Vienna-based Sekolec is a former secretary of UNCITRAL and director of the international trade law division of the UN Office of Legal Affairs. From 2010 to 2013, he served as vice president of the LCIA. He has yet to respond to a request for comment.

GAR has updated this article since first publication to include further detail of the ThreatConnect and Vercenji List reports.

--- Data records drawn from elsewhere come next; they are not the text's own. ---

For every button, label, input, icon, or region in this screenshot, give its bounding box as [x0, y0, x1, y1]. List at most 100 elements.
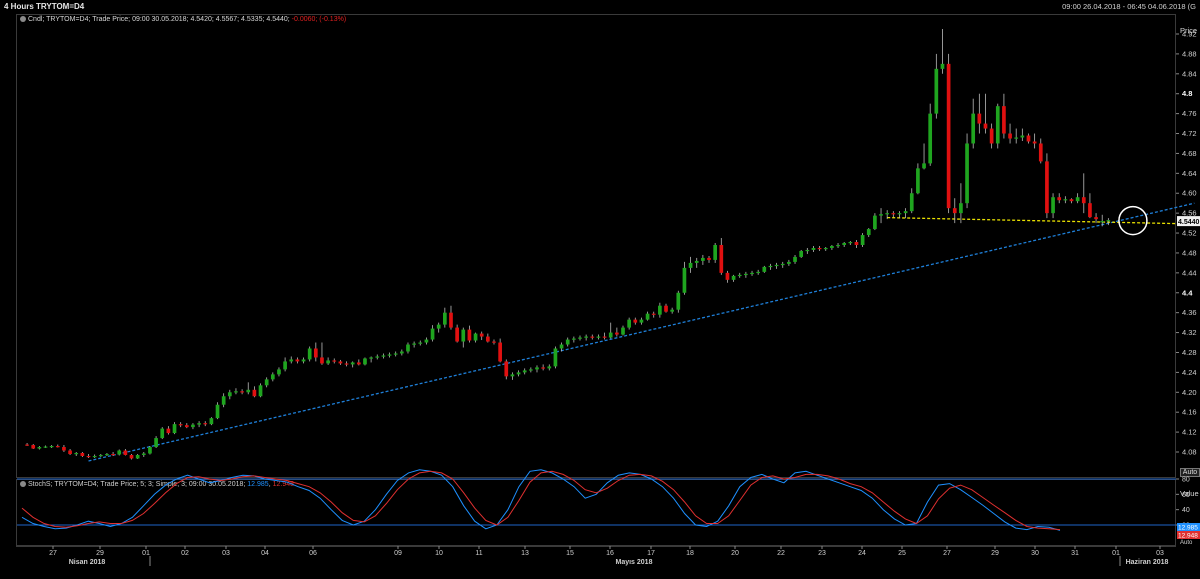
candle — [995, 103, 1000, 149]
candle-body — [424, 339, 429, 343]
candle-body — [117, 450, 122, 455]
candle-body — [326, 360, 330, 364]
candle-body — [946, 63, 951, 209]
candle — [830, 244, 834, 250]
candle-body — [498, 342, 502, 362]
candle-body — [885, 213, 890, 215]
x-tick-label: 20 — [731, 550, 739, 557]
price-tick-label: 4.32 — [1182, 328, 1197, 337]
candle-body — [387, 354, 392, 356]
price-tick-label: 4.08 — [1182, 448, 1197, 457]
candle-body — [123, 450, 128, 455]
x-tick-label: 03 — [1156, 550, 1164, 557]
candle-body — [651, 313, 656, 315]
highlight-circle — [1118, 205, 1148, 236]
candle-body — [74, 452, 79, 455]
candle-body — [141, 453, 146, 455]
candle — [209, 417, 214, 426]
candle-body — [793, 256, 797, 262]
candle-body — [307, 348, 312, 360]
x-tick-label: 09 — [394, 550, 402, 557]
candle — [891, 211, 896, 218]
x-tick-label: 27 — [943, 550, 951, 557]
candle — [553, 346, 558, 369]
stoch-d-tag-label: 12.948 — [1178, 533, 1198, 540]
candle-body — [197, 423, 201, 425]
candle-body — [246, 389, 251, 393]
x-tick-label: 16 — [606, 550, 614, 557]
candle — [590, 334, 595, 340]
candle — [68, 449, 72, 455]
candle-body — [270, 374, 275, 380]
candle-body — [375, 356, 380, 358]
candle-body — [578, 337, 582, 339]
candle — [504, 359, 509, 380]
candle — [768, 263, 773, 270]
candle-body — [989, 128, 994, 144]
candle-body — [676, 292, 681, 310]
candle — [608, 322, 613, 339]
candle — [135, 453, 140, 459]
candle — [221, 393, 226, 408]
candle — [934, 53, 939, 119]
candle — [842, 242, 847, 247]
candle — [989, 123, 994, 149]
candle — [455, 324, 459, 343]
candle-body — [62, 447, 66, 451]
candle-body — [277, 369, 281, 375]
candle — [148, 446, 152, 455]
x-tick-label: 29 — [991, 550, 999, 557]
candle-body — [719, 244, 724, 273]
candle — [516, 370, 521, 377]
candle — [928, 103, 933, 166]
candle-body — [227, 392, 232, 397]
x-tick-label: 10 — [435, 550, 443, 557]
candle — [301, 357, 306, 364]
candle — [203, 421, 208, 427]
candle — [141, 452, 146, 457]
price-tick-label: 4.60 — [1182, 189, 1197, 198]
candle-body — [934, 68, 939, 114]
price-tick-label: 4.48 — [1182, 248, 1197, 257]
candle-body — [873, 215, 877, 230]
candle-body — [799, 250, 804, 257]
candle-body — [977, 113, 982, 124]
candle-body — [92, 455, 97, 458]
stoch-d-line — [21, 470, 1061, 531]
candle — [375, 354, 380, 360]
candle-body — [737, 274, 742, 277]
candle — [449, 305, 453, 330]
candle — [682, 261, 687, 295]
candle-body — [897, 213, 902, 215]
candle — [854, 240, 859, 248]
candle — [897, 211, 902, 219]
candle — [338, 359, 343, 365]
candle-body — [971, 113, 976, 144]
x-tick-label: 01 — [142, 550, 150, 557]
candle — [258, 383, 263, 398]
candle — [756, 269, 761, 275]
candle-body — [1069, 199, 1074, 202]
price-tick-label: 4.72 — [1182, 129, 1197, 138]
candle-body — [191, 424, 195, 428]
candle-body — [756, 271, 761, 274]
candle-body — [492, 341, 496, 343]
candle-body — [842, 243, 847, 245]
candle-body — [547, 366, 552, 369]
candle — [473, 332, 478, 343]
candle — [197, 421, 201, 428]
candle — [344, 361, 349, 367]
candle — [154, 436, 158, 449]
candle-body — [178, 424, 183, 426]
candle-body — [682, 267, 687, 293]
candle-body — [486, 336, 490, 342]
candle-body — [854, 242, 859, 245]
candle-body — [43, 446, 48, 448]
candle-body — [332, 360, 337, 362]
candle — [823, 246, 828, 251]
candle — [694, 257, 699, 268]
candle-body — [645, 313, 650, 320]
candle — [848, 241, 853, 245]
candle — [1014, 128, 1019, 144]
candle-body — [522, 370, 527, 373]
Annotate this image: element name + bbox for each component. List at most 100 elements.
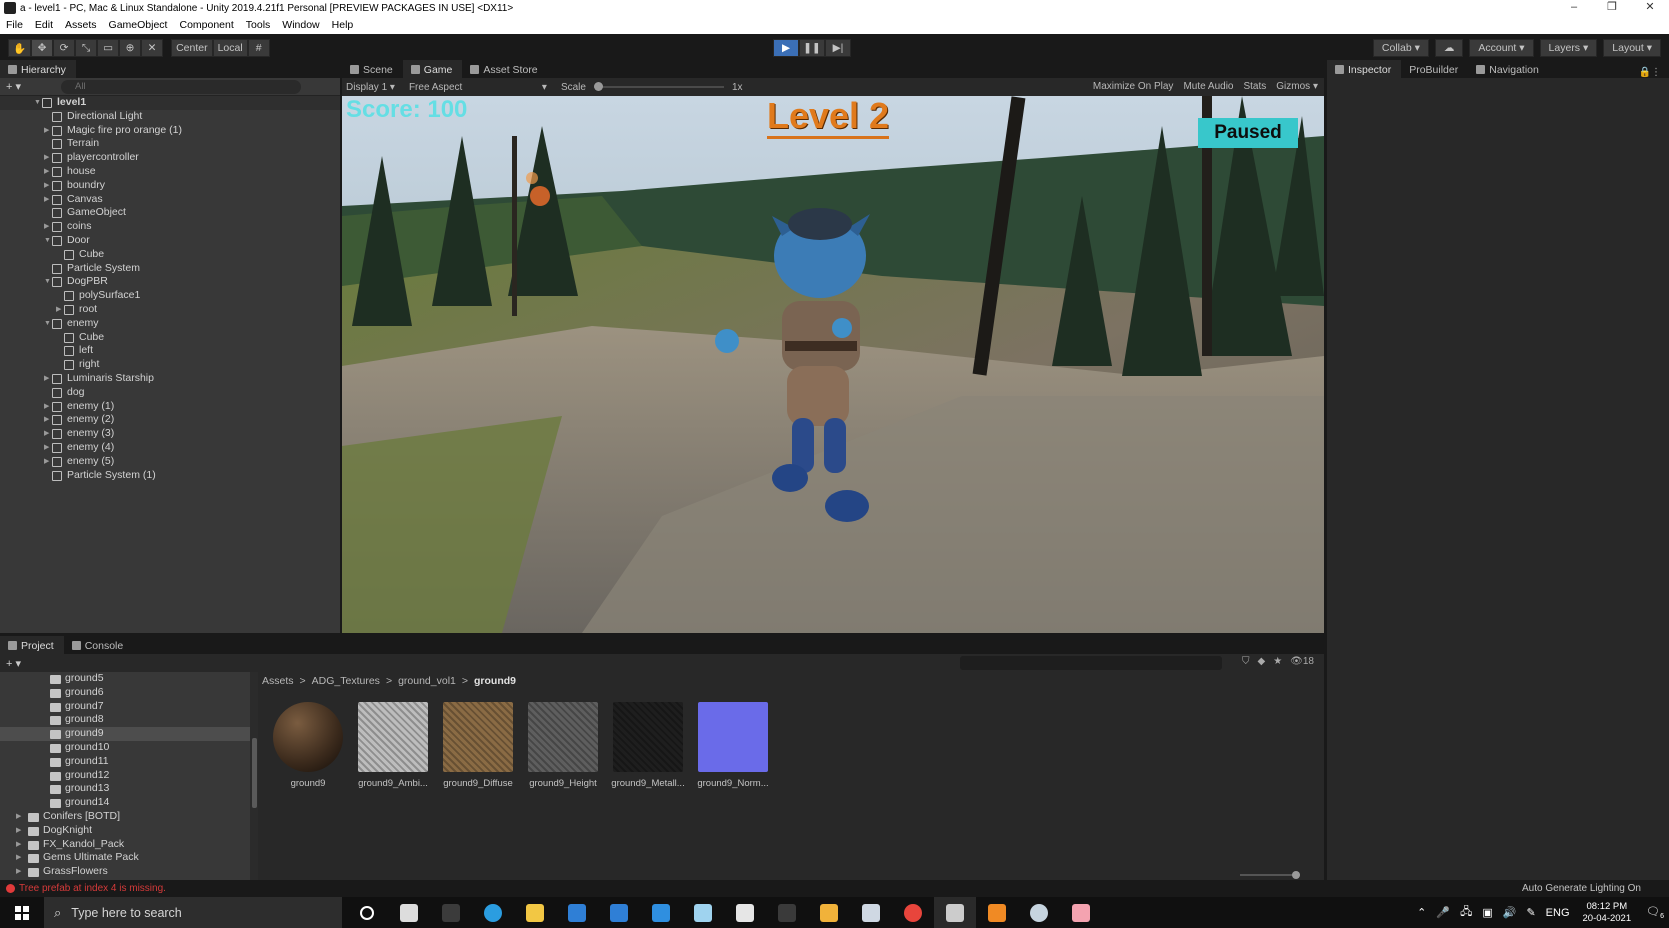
aspect-dropdown[interactable]: Free Aspect ▾ bbox=[409, 82, 547, 93]
filter-label-icon[interactable]: ◆ bbox=[1258, 656, 1266, 667]
collapse-arrow-icon[interactable]: ▼ bbox=[44, 234, 51, 248]
hierarchy-item[interactable]: ▶ enemy (2) bbox=[0, 413, 340, 427]
hierarchy-item[interactable]: ▼ Door bbox=[0, 234, 340, 248]
breadcrumb-assets[interactable]: Assets bbox=[262, 672, 294, 690]
menu-window[interactable]: Window bbox=[276, 19, 325, 31]
todo-icon[interactable] bbox=[640, 897, 682, 928]
microphone-icon[interactable]: 🎤 bbox=[1436, 906, 1450, 919]
camera-icon[interactable]: ▣ bbox=[1482, 906, 1492, 919]
display-dropdown[interactable]: Display 1 ▾ bbox=[346, 82, 395, 93]
expand-arrow-icon[interactable]: ▶ bbox=[44, 441, 49, 455]
paint3d-icon[interactable] bbox=[682, 897, 724, 928]
folder-item[interactable]: ground12 bbox=[0, 769, 252, 783]
hierarchy-item[interactable]: Cube bbox=[0, 331, 340, 345]
expand-arrow-icon[interactable]: ▶ bbox=[44, 220, 49, 234]
hierarchy-item[interactable]: ▶ enemy (4) bbox=[0, 441, 340, 455]
folder-item[interactable]: ▶ Gems Ultimate Pack bbox=[0, 851, 252, 865]
folder-scrollbar-thumb[interactable] bbox=[252, 738, 257, 808]
hand-tool-icon[interactable]: ✋ bbox=[8, 39, 32, 57]
collapse-arrow-icon[interactable]: ▼ bbox=[44, 275, 51, 289]
pivot-center-button[interactable]: Center bbox=[171, 39, 213, 57]
expand-arrow-icon[interactable]: ▶ bbox=[44, 400, 49, 414]
expand-arrow-icon[interactable]: ▼ bbox=[34, 96, 41, 110]
custom-tool-icon[interactable]: ✕ bbox=[141, 39, 164, 57]
unity-hub-icon[interactable] bbox=[724, 897, 766, 928]
favorite-icon[interactable]: ★ bbox=[1273, 656, 1282, 667]
tab-project[interactable]: Project bbox=[0, 636, 64, 654]
hierarchy-item[interactable]: Directional Light bbox=[0, 110, 340, 124]
snip-icon[interactable] bbox=[850, 897, 892, 928]
paused-button[interactable]: Paused bbox=[1198, 118, 1298, 148]
game-viewport[interactable]: Score: 100 Level 2 Paused bbox=[342, 96, 1324, 633]
gizmos-dropdown[interactable]: Gizmos ▾ bbox=[1276, 81, 1318, 92]
mute-audio-toggle[interactable]: Mute Audio bbox=[1183, 81, 1233, 92]
collapse-arrow-icon[interactable]: ▼ bbox=[44, 317, 51, 331]
scene-row[interactable]: ▼ level1 bbox=[0, 96, 340, 110]
hierarchy-item[interactable]: dog bbox=[0, 386, 340, 400]
taskbar-search-input[interactable]: ⌕ Type here to search bbox=[44, 897, 342, 928]
folder-item[interactable]: ground8 bbox=[0, 713, 252, 727]
steam-icon[interactable] bbox=[1018, 897, 1060, 928]
tab-hierarchy[interactable]: Hierarchy bbox=[0, 60, 76, 78]
hierarchy-item[interactable]: ▶ Magic fire pro orange (1) bbox=[0, 124, 340, 138]
folder-item[interactable]: ▶ FX_Kandol_Pack bbox=[0, 838, 252, 852]
expand-arrow-icon[interactable]: ▶ bbox=[44, 372, 49, 386]
menu-assets[interactable]: Assets bbox=[59, 19, 103, 31]
step-icon[interactable]: ▶| bbox=[825, 39, 851, 57]
thumbnail-size-slider[interactable] bbox=[1240, 871, 1300, 879]
asset-item[interactable]: ground9_Height bbox=[527, 702, 599, 789]
collab-button[interactable]: Collab ▾ bbox=[1372, 39, 1429, 57]
menu-component[interactable]: Component bbox=[173, 19, 239, 31]
sublime-icon[interactable] bbox=[976, 897, 1018, 928]
tab-game[interactable]: Game bbox=[402, 60, 463, 78]
volume-icon[interactable]: 🔊 bbox=[1503, 906, 1517, 919]
minimize-button[interactable]: – bbox=[1555, 0, 1593, 16]
hierarchy-item[interactable]: ▶ boundry bbox=[0, 179, 340, 193]
scale-tool-icon[interactable]: ⤡ bbox=[75, 39, 98, 57]
lock-icon[interactable]: 🔒⋮ bbox=[1639, 67, 1661, 78]
mail-icon[interactable] bbox=[598, 897, 640, 928]
tab-scene[interactable]: Scene bbox=[342, 60, 403, 78]
hierarchy-item[interactable]: GameObject bbox=[0, 206, 340, 220]
terminal2-icon[interactable] bbox=[766, 897, 808, 928]
thumbnail-size-knob[interactable] bbox=[1292, 871, 1300, 879]
restore-button[interactable]: ❐ bbox=[1593, 0, 1631, 16]
hierarchy-item[interactable]: ▶ coins bbox=[0, 220, 340, 234]
store-icon[interactable] bbox=[556, 897, 598, 928]
expand-arrow-icon[interactable]: ▶ bbox=[44, 124, 49, 138]
pause-icon[interactable]: ❚❚ bbox=[799, 39, 825, 57]
project-search-input[interactable] bbox=[960, 656, 1222, 670]
hierarchy-item[interactable]: ▶ playercontroller bbox=[0, 151, 340, 165]
expand-arrow-icon[interactable]: ▶ bbox=[16, 824, 21, 838]
expand-arrow-icon[interactable]: ▶ bbox=[16, 838, 21, 852]
unity-icon[interactable] bbox=[934, 897, 976, 928]
hierarchy-item[interactable]: right bbox=[0, 358, 340, 372]
notifications-icon[interactable]: 🗨6 bbox=[1646, 905, 1664, 920]
expand-arrow-icon[interactable]: ▶ bbox=[44, 455, 49, 469]
hierarchy-item[interactable]: Terrain bbox=[0, 137, 340, 151]
hierarchy-item[interactable]: ▶ Canvas bbox=[0, 193, 340, 207]
tab-navigation[interactable]: Navigation bbox=[1468, 60, 1549, 78]
network-icon[interactable]: 🖧 bbox=[1460, 903, 1472, 922]
filter-type-icon[interactable]: ⛉ bbox=[1242, 656, 1250, 667]
clock[interactable]: 08:12 PM 20-04-2021 bbox=[1583, 901, 1632, 925]
expand-arrow-icon[interactable]: ▶ bbox=[44, 413, 49, 427]
hierarchy-item[interactable]: Particle System (1) bbox=[0, 469, 340, 483]
hierarchy-search-input[interactable]: All bbox=[61, 79, 302, 94]
folder-item[interactable]: ground6 bbox=[0, 686, 252, 700]
folder-item[interactable]: ▶ Conifers [BOTD] bbox=[0, 810, 252, 824]
expand-arrow-icon[interactable]: ▶ bbox=[44, 427, 49, 441]
hierarchy-item[interactable]: ▶ enemy (3) bbox=[0, 427, 340, 441]
expand-arrow-icon[interactable]: ▶ bbox=[56, 303, 61, 317]
folder-scrollbar[interactable] bbox=[250, 672, 258, 880]
asset-item[interactable]: ground9_Ambi... bbox=[357, 702, 429, 789]
hierarchy-item[interactable]: Particle System bbox=[0, 262, 340, 276]
add-object-button[interactable]: + ▾ bbox=[6, 80, 21, 93]
play-icon[interactable]: ▶ bbox=[773, 39, 799, 57]
hierarchy-item[interactable]: ▶ Luminaris Starship bbox=[0, 372, 340, 386]
chrome-icon[interactable] bbox=[892, 897, 934, 928]
error-message[interactable]: Tree prefab at index 4 is missing. bbox=[6, 883, 166, 894]
folder-item[interactable]: ground10 bbox=[0, 741, 252, 755]
language-indicator[interactable]: ENG bbox=[1546, 907, 1570, 919]
expand-arrow-icon[interactable]: ▶ bbox=[44, 151, 49, 165]
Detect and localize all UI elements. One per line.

The Republic of the Philippines v the People’s Republic of China

Tribunal

• Thomas Mensah (Ghana) (Chair), appointed by ITLOS
• Jean-Pierre Cot (France), appointed by ITLOS
• Alfred Soons (Netherlands), appointed by ITLOS
• Stanisław Pawlak (Poland), appointed by ITLOS
• Rüdiger Wolfrum (Germany), appointed by the Philippines

Counsel to the Philippines

• Foley Hoag

Partners Paul Reichler and Lawrence Martin in Washington, DC

• Philippe Sands QC of Matrix Chambers in London
• Alan Boyle of Essex Court Chambers in London
• Bernard Oxman at the University of Miami School of Law in Miami, Florida

Counsel to China

• China has refused to appoint counsel

Arbitration between the Republic of Slovenia and the Republic of Croatia

Arbitral tribunal

• Gilbert Guillaume (France) (President)
• Bruno Simma (Germany)
• Vaughan Lowe QC (UK)
• Jernej Sekolec (Slovenia) (appointed by Slovenia) (resigned today)
• Budislav Vukas (Croatia) (appointed by Croatia)

Counsel to Slovenia

• Eversheds

Partner Rodman Bundy in Singapore

• Daniel Müller

• Michael Wood of 20 Essex Street Chambers in London

• Alain Pellet, professor at University of Paris Ouest, Nanterre-La Défense

Counsel to Croatia

• Phillipe Sands QC, James Crawford SC and Zachary Douglas QC of Matrix Chambers in London

• Foley Hoag

Partner Paul Reichler in Washington, DC

• Anjolie Singh, New Delhi

• Davor Vidas, Lysaker, Norway

The tribunal in the arbitration between Croatia and Slovenia, with hearing participants. Sekolec is on the far left.